PostNapisane: Pon sie 29, 2011 18:48
przez gabi.cezar
niestety nie znam nazwy zastrzyku :( , wiem, że miał na celu powstrzymanie
ewentualnej reakcji alergicznej. byłam tak spanikowana, że nie była dla mnie wtedy ważna
nazwa, tylko, to co może się stać z Ludkiem 8O (poryczałam się w gabinecie :oops:
też miałam go obserwować czy nie puchnie mu głowa, ale nic takiego nie wystąpiło :ok: .
pani wet opowiedziała mi wtedy, że wcześniej miała pieska, którego osa ugryzła w język
i właśnie jemu spuchła głowa :( .

Re: Ugryzienie osy w nos

PostNapisane: Pon sie 29, 2011 19:03
przez PcimOlki
Hydrokortyzon.

Re: Ugryzienie osy w nos

PostNapisane: Pon sie 29, 2011 19:07
przez gabi.cezar
PcimOlki pisze:Hydrokortyzon.


Dzięki.

Re: Ugryzienie osy w nos

PostNapisane: Pon sie 29, 2011 21:26
przez vailet
PcimOlki pisze:Hydrokortyzon.

:ok: PcimOlki dziękuję,dobrze wiedzieć :wink: choć Bejbi już teraz się boi os,to nigdy nie wiadomo.

Re: Ugryzienie osy w nos

PostNapisane: Pon sie 29, 2011 21:43
przez PcimOlki
vailet pisze:
PcimOlki pisze:Hydrokortyzon.

:ok: PcimOlki dziękuję,dobrze wiedzieć :wink: choć Bejbi już teraz się boi os,to nigdy nie wiadomo.

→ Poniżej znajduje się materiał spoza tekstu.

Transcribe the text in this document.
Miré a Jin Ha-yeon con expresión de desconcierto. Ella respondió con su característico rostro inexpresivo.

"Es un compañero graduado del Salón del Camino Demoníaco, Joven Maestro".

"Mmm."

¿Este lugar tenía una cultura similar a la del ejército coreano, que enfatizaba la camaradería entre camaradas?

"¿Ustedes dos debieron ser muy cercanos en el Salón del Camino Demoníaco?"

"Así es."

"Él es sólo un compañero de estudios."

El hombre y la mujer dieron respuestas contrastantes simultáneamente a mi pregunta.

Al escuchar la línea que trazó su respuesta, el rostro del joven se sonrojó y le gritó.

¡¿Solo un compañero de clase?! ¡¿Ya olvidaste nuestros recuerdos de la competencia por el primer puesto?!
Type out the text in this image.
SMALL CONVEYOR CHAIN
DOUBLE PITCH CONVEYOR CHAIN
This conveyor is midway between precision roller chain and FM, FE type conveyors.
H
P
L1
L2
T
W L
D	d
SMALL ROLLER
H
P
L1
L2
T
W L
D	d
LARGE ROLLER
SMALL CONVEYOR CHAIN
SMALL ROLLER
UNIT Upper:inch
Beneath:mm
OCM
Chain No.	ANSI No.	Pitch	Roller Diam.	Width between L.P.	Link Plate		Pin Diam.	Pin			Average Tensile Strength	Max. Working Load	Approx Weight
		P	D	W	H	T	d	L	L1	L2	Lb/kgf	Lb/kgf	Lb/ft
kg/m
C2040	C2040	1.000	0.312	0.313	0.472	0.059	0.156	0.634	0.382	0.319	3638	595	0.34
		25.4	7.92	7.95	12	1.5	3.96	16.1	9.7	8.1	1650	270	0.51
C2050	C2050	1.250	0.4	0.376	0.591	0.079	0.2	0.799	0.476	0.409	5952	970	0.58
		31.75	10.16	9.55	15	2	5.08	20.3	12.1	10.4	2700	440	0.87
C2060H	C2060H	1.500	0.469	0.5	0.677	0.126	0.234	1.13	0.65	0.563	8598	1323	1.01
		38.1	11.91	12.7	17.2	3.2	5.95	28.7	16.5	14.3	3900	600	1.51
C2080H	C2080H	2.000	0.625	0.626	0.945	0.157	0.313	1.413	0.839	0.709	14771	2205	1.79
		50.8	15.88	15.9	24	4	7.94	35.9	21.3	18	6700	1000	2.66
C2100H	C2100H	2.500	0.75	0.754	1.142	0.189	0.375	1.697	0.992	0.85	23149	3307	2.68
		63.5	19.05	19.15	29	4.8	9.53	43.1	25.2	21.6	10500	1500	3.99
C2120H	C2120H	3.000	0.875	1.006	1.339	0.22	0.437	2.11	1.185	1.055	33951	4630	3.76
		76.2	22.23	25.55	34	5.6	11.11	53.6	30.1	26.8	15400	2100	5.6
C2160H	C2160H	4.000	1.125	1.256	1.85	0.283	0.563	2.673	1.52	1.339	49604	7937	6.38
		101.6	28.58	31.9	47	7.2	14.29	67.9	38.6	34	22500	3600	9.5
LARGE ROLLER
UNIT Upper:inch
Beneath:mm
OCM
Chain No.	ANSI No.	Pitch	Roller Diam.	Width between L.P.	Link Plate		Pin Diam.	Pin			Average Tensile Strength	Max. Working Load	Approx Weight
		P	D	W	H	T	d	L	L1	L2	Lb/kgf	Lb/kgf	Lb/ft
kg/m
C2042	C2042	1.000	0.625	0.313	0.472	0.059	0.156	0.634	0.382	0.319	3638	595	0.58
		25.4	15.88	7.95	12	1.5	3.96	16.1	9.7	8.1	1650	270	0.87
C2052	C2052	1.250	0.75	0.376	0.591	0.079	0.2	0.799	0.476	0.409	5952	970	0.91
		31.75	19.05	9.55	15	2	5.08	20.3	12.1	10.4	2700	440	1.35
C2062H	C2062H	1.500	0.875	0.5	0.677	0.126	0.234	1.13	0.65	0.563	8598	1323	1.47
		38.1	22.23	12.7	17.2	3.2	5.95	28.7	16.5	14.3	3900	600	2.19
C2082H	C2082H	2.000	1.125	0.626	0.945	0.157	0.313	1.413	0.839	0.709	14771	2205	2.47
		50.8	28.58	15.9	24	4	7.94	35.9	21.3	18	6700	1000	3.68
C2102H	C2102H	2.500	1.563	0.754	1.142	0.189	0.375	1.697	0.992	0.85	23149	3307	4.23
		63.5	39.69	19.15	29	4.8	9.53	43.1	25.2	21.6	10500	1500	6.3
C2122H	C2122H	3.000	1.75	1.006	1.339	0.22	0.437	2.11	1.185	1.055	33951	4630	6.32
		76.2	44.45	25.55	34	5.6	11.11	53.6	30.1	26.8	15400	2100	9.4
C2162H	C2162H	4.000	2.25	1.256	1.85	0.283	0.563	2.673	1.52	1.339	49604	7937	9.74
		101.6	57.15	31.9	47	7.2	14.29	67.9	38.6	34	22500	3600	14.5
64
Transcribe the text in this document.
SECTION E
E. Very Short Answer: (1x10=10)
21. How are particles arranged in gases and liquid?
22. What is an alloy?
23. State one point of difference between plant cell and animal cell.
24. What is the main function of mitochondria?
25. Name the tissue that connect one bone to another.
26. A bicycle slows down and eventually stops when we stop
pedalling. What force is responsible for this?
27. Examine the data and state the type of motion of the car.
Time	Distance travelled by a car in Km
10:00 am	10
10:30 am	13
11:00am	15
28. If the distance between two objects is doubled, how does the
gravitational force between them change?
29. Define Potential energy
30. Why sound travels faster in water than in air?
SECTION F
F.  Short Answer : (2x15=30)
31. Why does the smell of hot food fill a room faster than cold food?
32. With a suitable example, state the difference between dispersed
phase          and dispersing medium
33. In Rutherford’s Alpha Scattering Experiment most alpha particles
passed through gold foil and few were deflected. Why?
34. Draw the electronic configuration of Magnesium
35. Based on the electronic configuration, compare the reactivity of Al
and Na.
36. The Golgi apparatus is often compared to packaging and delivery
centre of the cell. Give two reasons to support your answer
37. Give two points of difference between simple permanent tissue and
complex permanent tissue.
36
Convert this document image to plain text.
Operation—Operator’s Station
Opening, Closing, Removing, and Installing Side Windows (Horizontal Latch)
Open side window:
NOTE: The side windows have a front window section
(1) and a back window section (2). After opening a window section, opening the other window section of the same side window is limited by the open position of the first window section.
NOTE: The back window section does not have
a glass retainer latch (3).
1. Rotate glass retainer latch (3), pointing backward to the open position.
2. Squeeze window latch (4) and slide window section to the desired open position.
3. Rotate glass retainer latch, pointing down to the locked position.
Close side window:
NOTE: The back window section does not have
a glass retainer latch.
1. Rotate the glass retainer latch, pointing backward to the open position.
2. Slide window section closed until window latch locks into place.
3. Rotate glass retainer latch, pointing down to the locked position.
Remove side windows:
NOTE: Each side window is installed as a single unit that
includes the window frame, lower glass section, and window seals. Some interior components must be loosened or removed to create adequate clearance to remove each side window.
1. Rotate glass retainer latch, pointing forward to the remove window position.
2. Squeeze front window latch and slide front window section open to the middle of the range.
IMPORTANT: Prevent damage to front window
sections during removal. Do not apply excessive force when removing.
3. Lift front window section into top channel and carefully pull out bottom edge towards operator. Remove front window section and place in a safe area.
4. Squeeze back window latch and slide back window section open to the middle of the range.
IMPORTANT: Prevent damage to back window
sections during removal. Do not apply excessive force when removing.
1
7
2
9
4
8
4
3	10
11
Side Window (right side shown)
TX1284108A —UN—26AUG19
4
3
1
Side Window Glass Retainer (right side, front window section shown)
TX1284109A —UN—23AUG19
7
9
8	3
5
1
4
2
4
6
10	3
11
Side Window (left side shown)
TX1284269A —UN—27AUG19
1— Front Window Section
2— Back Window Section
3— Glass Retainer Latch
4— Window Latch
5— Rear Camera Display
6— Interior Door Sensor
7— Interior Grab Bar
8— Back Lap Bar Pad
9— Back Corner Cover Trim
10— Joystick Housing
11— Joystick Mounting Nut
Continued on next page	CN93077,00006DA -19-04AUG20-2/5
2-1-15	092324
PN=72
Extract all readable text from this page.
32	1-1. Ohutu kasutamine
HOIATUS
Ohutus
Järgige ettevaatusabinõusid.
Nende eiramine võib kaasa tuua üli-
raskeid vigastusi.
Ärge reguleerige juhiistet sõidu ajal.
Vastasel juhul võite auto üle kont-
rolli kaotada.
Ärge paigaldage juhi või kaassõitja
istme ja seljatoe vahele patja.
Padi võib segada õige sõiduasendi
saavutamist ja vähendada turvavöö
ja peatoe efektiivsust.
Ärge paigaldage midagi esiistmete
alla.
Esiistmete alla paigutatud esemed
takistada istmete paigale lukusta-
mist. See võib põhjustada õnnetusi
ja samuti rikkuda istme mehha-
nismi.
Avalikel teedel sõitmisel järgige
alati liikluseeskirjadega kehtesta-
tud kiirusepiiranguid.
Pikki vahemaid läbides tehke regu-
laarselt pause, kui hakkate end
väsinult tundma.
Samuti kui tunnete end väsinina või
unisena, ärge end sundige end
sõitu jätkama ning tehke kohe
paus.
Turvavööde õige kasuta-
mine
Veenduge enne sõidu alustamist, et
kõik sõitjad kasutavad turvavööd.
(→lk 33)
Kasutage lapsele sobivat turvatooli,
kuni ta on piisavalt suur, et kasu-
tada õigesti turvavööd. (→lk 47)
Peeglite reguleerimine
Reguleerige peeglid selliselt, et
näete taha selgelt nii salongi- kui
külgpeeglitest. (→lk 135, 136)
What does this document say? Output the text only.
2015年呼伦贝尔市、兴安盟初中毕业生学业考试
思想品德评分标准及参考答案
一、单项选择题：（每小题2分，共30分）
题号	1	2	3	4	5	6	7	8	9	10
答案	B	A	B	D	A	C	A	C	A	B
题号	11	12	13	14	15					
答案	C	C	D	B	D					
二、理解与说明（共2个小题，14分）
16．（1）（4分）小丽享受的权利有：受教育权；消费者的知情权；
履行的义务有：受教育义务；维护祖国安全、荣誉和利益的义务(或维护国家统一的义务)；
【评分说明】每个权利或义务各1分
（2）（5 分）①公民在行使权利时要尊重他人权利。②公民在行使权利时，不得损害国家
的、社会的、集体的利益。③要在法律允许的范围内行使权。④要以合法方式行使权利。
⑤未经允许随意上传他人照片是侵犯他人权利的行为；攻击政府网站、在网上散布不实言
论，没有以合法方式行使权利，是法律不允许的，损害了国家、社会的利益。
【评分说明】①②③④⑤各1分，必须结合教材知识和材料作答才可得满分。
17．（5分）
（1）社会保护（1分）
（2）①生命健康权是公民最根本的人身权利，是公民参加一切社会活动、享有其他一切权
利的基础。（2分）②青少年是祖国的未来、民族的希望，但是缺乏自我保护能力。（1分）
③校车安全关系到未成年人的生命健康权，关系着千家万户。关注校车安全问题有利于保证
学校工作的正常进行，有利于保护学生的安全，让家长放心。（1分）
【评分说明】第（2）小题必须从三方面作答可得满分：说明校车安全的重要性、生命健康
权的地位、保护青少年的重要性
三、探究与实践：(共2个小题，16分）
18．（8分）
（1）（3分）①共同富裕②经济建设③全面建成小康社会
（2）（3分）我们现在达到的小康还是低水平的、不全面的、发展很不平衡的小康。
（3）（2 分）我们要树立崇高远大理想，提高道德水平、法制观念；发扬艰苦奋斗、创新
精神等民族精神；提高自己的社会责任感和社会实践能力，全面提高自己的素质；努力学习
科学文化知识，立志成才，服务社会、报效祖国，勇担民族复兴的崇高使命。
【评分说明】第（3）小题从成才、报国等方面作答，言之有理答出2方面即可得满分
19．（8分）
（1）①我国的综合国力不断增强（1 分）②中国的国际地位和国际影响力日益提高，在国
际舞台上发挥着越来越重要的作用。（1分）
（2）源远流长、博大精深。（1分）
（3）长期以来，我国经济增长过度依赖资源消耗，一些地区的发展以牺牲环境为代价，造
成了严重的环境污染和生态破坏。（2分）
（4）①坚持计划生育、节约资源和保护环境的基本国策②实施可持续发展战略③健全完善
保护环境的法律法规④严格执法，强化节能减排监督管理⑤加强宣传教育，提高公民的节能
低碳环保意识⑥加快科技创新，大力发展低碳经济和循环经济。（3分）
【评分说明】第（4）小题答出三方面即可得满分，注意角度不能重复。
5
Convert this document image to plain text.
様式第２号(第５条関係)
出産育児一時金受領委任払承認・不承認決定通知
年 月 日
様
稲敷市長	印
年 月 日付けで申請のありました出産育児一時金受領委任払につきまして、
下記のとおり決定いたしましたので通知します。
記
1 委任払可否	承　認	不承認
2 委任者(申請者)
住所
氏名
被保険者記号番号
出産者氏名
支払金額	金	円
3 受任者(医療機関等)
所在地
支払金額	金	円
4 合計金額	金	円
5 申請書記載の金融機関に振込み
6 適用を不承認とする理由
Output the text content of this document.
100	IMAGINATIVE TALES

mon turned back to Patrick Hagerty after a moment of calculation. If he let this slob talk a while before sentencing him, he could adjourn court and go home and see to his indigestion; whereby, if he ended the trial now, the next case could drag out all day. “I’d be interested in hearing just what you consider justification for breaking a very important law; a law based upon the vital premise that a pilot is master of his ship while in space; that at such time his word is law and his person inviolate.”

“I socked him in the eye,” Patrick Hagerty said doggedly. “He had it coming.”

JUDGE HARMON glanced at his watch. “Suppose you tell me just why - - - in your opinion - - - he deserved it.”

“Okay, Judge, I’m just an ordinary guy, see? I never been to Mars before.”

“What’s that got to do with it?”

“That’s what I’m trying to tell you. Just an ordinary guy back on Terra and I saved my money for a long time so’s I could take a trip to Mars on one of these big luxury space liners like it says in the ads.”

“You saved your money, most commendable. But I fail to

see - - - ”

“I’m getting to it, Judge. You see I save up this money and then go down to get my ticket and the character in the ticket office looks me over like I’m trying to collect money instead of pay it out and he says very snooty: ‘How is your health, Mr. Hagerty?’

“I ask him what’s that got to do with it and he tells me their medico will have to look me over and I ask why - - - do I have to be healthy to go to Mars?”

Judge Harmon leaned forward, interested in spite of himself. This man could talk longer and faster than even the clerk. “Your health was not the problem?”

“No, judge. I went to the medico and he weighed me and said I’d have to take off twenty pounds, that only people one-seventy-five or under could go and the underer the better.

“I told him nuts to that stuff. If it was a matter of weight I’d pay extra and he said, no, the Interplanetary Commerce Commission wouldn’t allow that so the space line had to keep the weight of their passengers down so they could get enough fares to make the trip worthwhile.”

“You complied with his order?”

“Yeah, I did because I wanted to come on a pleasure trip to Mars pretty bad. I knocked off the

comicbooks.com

Zwykle osa kota gryzie zero lub jeden raz w życiu.
Następnym już się nie udaje. :lol:

Re: Ugryzienie osy w nos

PostNapisane: Pon sie 29, 2011 23:07
przez vailet
PcimOlki pisze:
vailet pisze:
PcimOlki pisze:Hydrokortyzon.

:ok: PcimOlki dziękuję,dobrze wiedzieć :wink: choć Bejbi już teraz się boi os,to nigdy nie wiadomo.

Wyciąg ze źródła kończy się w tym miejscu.